Ned, car c'était bien lui, sursauta et se retourna, sa main cherchant déjà une arme. Ses yeux s'écarquillèrent en tombant sur les nouveaux venus.

-Hélios ! s'exclama-t-il en sautant du lit pour rejoindre son ami. Où étais-tu ? Que s'est-il passé ? J'étais tellement...

Hélios ne le laissa pas finir. Il se pencha et l'embrassa, très doucement, avant de s'écarter, rouge pivoine.

-Enfin, apprécia Tarrek.

-Je t'avais dit qu'il se déciderait à faire le premier pas, lui répondit Ned, le sourire béat et les joues roses.

-Pardon ?! Glapit Hélios.

Lyoth remarqua que les doigts de Tarrek était croisé, trahissant son amusement, tandis que son visage avait rendossé son masque habituel, indéchiffrable.

-Tarrek, souffla-t-il en lui prenant la main pour en décroiser tendrement les doigts. Tu as le droit de rire. Tu as le droit d'être heureux et de le montrer. Tu as le droit. S'il te plait, rie pour moi...

Tarrek sembla hésiter un instant. Puis Lyoth le vit sourire, son masque se craquela, Tarrek rejeta la tête en arrière et explosa de rire. Son frère sourit et rit à son tour, ravit, tandis que Ned l'enlaçait pour se faire pardonner ses manigances.

Tarrek ne s'arrêta de rire que pour embrasser son voleur, qui s'y abandonna avec bonheur.

~

On annonça quelques jours plus tard que le roi était mort des suites d'une maladie foudroyante et, même si quelques-uns accusèrent Tarrek, tous furent très heureux de couronner Hélios, bientôt rejoint sur son trône par Ned, que les gens aimaient tout autant.

Tarrek continua d'agir dans l'ombre quelque temps, jusqu'à ce que des rumeurs, de plus en plus persistantes, ne finissent pas décrédibiliser totalement son visage maléfique. Il n'est pas dit que son mari n'y soit pas pour quelque chose...

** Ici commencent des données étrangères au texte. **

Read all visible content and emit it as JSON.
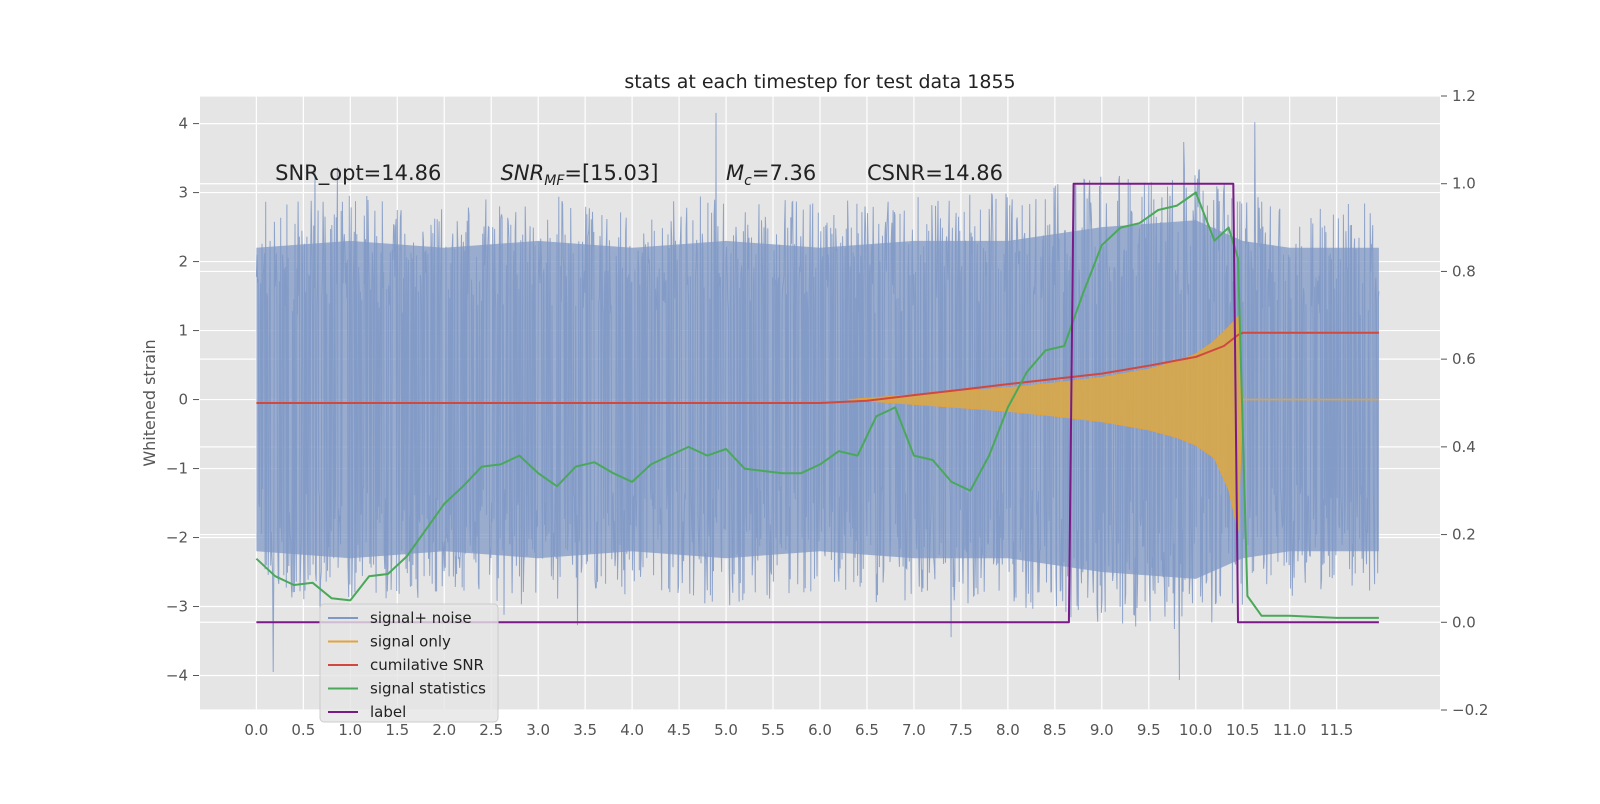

Hélios et Ned adoptèrent deux enfants, que la fille unique de Tarrek et Lyoth se fit un plaisir d'embarquer dans les bêtises les plus élaborées qui soient, qui se changèrent d'ailleurs en véritables aventures, au fur et à mesure qu'ils grandissaient – mais cette histoire-là est pour une autre fois.

Et ils vécurent heureux, bien sûr, heureux et aimés, jusqu'à la fin de leur vie.